Warrentless wiretaps lead to arrests (and the investigating prosecutor was not appointed by politicians and can't be fired by politicians).

"Ci sono anche poliziotti ed ex agenti segreti stranieri tra i nuovi arresti ordinati nell'ambito dell'inchiesta milanese sui dossier illegali. ...[including] John Paul Spinelli, ex agente Cia. "

That is "Police officers and foreign intelligence agents are among those named in new arrest warrents issued as part of the Milanese investigation of illegal dossiers ... including ex CIA agent John Paul Spinelli."

If only the rule of law were respected in the USA the way it is respected here in Italy.

And no I never expected to write that ever.

p.s. I was really strongly tempted to translate John Paul Spinelli which would give Giovanni Paolo Reefers, but this is serious.

update: I should have translated more carefully. A "mandato d'arresto" is much more than an arrest warrent. The correct translation of "arrestato" is not "arrested" but rather held in pre-final-conviction detention. A simple arresto is called a "fermo" which translates literally to a "stop". If people are held by the police before being considered by a judge (which is allowed for a maximum of 48 hours in Italy IIRC) they are "tratenuto nel stato di fermo" literally "held in the state of stoppedness."

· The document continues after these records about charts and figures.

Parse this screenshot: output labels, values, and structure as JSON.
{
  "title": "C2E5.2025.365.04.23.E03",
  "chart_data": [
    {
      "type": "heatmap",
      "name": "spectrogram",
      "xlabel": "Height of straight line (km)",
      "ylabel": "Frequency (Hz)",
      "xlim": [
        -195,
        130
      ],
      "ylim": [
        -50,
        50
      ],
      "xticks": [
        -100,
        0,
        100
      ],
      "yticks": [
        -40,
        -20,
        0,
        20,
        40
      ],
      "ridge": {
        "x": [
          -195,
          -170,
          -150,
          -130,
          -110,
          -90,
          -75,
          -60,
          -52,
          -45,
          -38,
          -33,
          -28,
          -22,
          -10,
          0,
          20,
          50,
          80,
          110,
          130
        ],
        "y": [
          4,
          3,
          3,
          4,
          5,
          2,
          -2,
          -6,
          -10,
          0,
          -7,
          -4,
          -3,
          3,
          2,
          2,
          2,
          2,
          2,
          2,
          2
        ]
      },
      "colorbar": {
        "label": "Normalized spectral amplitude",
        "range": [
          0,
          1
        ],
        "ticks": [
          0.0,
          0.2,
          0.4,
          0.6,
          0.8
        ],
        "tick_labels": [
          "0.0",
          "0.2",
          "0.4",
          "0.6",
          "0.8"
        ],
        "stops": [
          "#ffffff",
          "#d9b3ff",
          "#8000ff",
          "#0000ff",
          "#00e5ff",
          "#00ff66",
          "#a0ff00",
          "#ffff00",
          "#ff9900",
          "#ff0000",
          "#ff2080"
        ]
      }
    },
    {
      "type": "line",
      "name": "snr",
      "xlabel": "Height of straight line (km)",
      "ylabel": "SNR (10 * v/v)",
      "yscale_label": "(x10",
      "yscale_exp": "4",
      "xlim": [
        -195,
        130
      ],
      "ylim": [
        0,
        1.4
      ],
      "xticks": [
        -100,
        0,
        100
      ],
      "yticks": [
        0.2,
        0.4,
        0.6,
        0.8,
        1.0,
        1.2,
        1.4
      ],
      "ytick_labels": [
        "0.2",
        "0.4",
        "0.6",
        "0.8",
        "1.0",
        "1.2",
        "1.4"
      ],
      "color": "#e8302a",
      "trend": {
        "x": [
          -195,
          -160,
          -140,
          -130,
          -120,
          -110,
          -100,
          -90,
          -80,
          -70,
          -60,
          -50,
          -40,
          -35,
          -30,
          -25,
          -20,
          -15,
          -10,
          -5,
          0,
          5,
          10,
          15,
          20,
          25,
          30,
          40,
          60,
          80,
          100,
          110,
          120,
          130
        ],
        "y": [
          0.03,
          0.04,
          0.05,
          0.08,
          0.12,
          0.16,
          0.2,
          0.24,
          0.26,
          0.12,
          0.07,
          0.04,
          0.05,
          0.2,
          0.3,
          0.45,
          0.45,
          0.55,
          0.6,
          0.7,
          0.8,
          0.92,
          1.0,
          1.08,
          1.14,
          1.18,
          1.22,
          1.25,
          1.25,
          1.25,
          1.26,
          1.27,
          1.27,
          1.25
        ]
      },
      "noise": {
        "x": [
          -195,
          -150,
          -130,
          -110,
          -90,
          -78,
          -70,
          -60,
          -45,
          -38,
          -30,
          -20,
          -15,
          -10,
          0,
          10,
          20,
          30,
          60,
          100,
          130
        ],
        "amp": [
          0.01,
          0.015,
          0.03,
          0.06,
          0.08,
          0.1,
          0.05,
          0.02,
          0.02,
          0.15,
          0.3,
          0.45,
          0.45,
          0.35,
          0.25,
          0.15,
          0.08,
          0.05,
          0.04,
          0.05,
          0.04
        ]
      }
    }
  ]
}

I made another boo boo first translating "arresto" as "pre-trial detention". In Italy the stato of arresto can last long after trial, because defendents are presumed innocent until they have exhausted their appeals. Further both defence and (amazingly) prosecution have the right to one appeal on the facts of the case, basically an automatic retrial, before going to appeals on procedure. This means that people are often presumed innocent even after they have been tried and convicted twice. This, combined with the much briefer jail terms imposed by lo stato Italiano, means that about half of the people under lock and key in Italy are presumed innocent and held in "lo stato d'arresto" that is "custodia cautelare" that is something else which is hard to translate into English (I considered using Padilla as an example but he was in the "stato di sequestro" that is "kidnapped" since he was locked up by people with no authority to do such a thing who are obviously felons even if they were just following orders).


Anonymous said...

Thank you.


Anonymous said...

Thank you for the illuminating explanation of Italian criminal law. But don't beat yourself up about "arrest warrant" not being a/the 'correct translation'. Take it from a professional translator: it is correct. It is the reader's duty to know how arrest warrants differ between civil-law and common-law countries. It can be helpful to explain, but when you do, you step out of the role of translator and into the role of legal-social-cultural interpreter.
So, for example, there is no need to fish for a translation of 'notaio'. In the bastard Romance language that is English, we already have that word, and it is "notary". So what if the function of notaries in English-speaking countries is vastly different. You may choose to gloss the term, but you do so as journalist or publisher, not translator.